À ce modèle, nous avons ajouté des fonctionnalités, notamment la possibilité de paramétrer le fichier environnemental en prenant en compte l'occupation et l'usage du sol et la végétation – estimation de la capacité de charge de l'environnement. Nous disposons, à La Réunion, de nombreuses données de terrain, le nombre de gîtes larvaires par parcelles étant relevé depuis plusieurs années par les équipes de terrain ; nous pouvons ainsi valider les prédictions du modèle. Ce qui n'est pas le cas en métropole. De sorte que nous avons procédé à des estimations en fonction de la typologie urbaine et de la végétation – un nombre de gîtes par hectare – que nous appliquons au fichier.

(image non chargée)

En outre, l'utilisateur peut souhaiter, en fonction des observations de terrain, connaître les endroits très productifs de gîtes larvaires, comme des maisons abandonnées ou des décharges sauvages, que nous avons appelés des « points noirs ».

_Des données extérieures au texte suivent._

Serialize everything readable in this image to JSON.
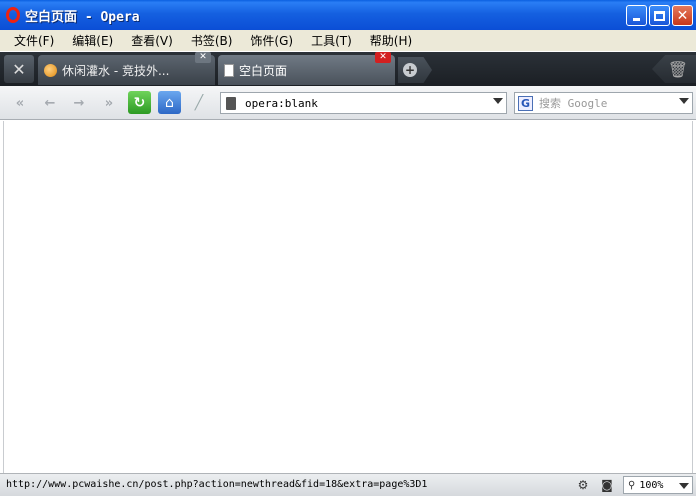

Enfin, dernière fonctionnalité – matérialisée par des points verts –, la possibilité de simuler une action de prévention, telle que la diminution, par exemple, de 50 % du nombre de gîtes larvaires, après une campagne d'information et de sensibilisation, visant à motiver la population à vider l'eau de leurs récipients laissés dans leur jardin.

Arbocarto est une application Java « packagée » ; il s'agit uniquement d'un exécutable. Dans l'interface de démarrage, le menu comporte plusieurs modules, dont l'« initialisation », qui permet de définir l'espèce sur laquelle l'utilisateur souhaite travailler, la « simulation », destinée à être utilisée en routine, et un certain nombre d'autres servant à paramétrer le fichier environnemental. Ce démonstrateur peut être utilisé de façon opérationnelle toutes les semaines, en intégrant les nouvelles données météo, en mode « analyse » pour le suivi, ou encore en mode « test » ou « communication ».

Je ne sais pas comment cet outil a, pour l'instant, été utilisé.

Une documentation a été élaborée et des formations ont été délivrées, entre décembre 2018 et décembre 2019, à Grenoble, Bordeaux, Montpellier et en Martinique, aux personnels des ARS et aux opérateurs des services de lutte antivectorielle. C'est ma collègue Marie Demarchi, ingénieure indépendante à la Maison de la télédétection, qui s'est occupée de son transfert et qui assiste actuellement l'ARS Occitanie pour de nouveaux sites – Toulouse et Perpignan. Il n'est pas encore utilisé en routine.

Il a été procédé à une diffusion plus large de ce démonstrateur Arbocarto, en dehors des sites pilotes. Il est notamment en ligne sur le site de dépôt de données du CIRAD Dataverse. Son utilisation est soumise à l'autorisation de la DGS, son propriétaire, il convient donc de remplir un formulaire avant de le télécharger et de l'utiliser.

Concernant AlboRun, cette diapositive explique comment mes collègues de l'ARS océan Indien l'utilise, en le combinant avec un certain nombre d'informations qu'ils croisent dans le SIG du service de la LAV.

Durant une épidémie de dengue, il est notamment combiné avec les données épidémiologiques sur la localisation des cas. Il peut également être combiné avec des informations sur l'historique des interventions sur le terrain. Ou encore avec des données externes, telles que la localisation des ruchers, afin de ne pas pulvériser d'insecticide à proximité de zones sensibles. Au final, la combinaison des informations permet de prioriser les zones sur lesquelles les services interviendront, et de définir leurs actions.

Enfin, les perspectives.

Concernant la recherche, nous travaillons en ce moment sur le couplage du modèle de la dynamique de population de moustiques avec des modèles de transmission, notamment sur la dengue. Nous utilisons ces modèles combinés pour étudier les effets des actions de contrôle, en lutte intégrée, ou avec des méthodes de lutte innovantes, comme la technique de l'insecte stérile ou la technique d'auto-dissémination.

S'agissant des perspectives opérationnelles, il est prévu de déployer l'outil en Asie du Sud-Est. Pour la métropole, je vous l'ai dit, c'est Marie Demarchi qui s'occupe de son transfert. Enfin, des discussions sont en cours entre la DGS et le CNES pour financer l'amélioration de l'outil.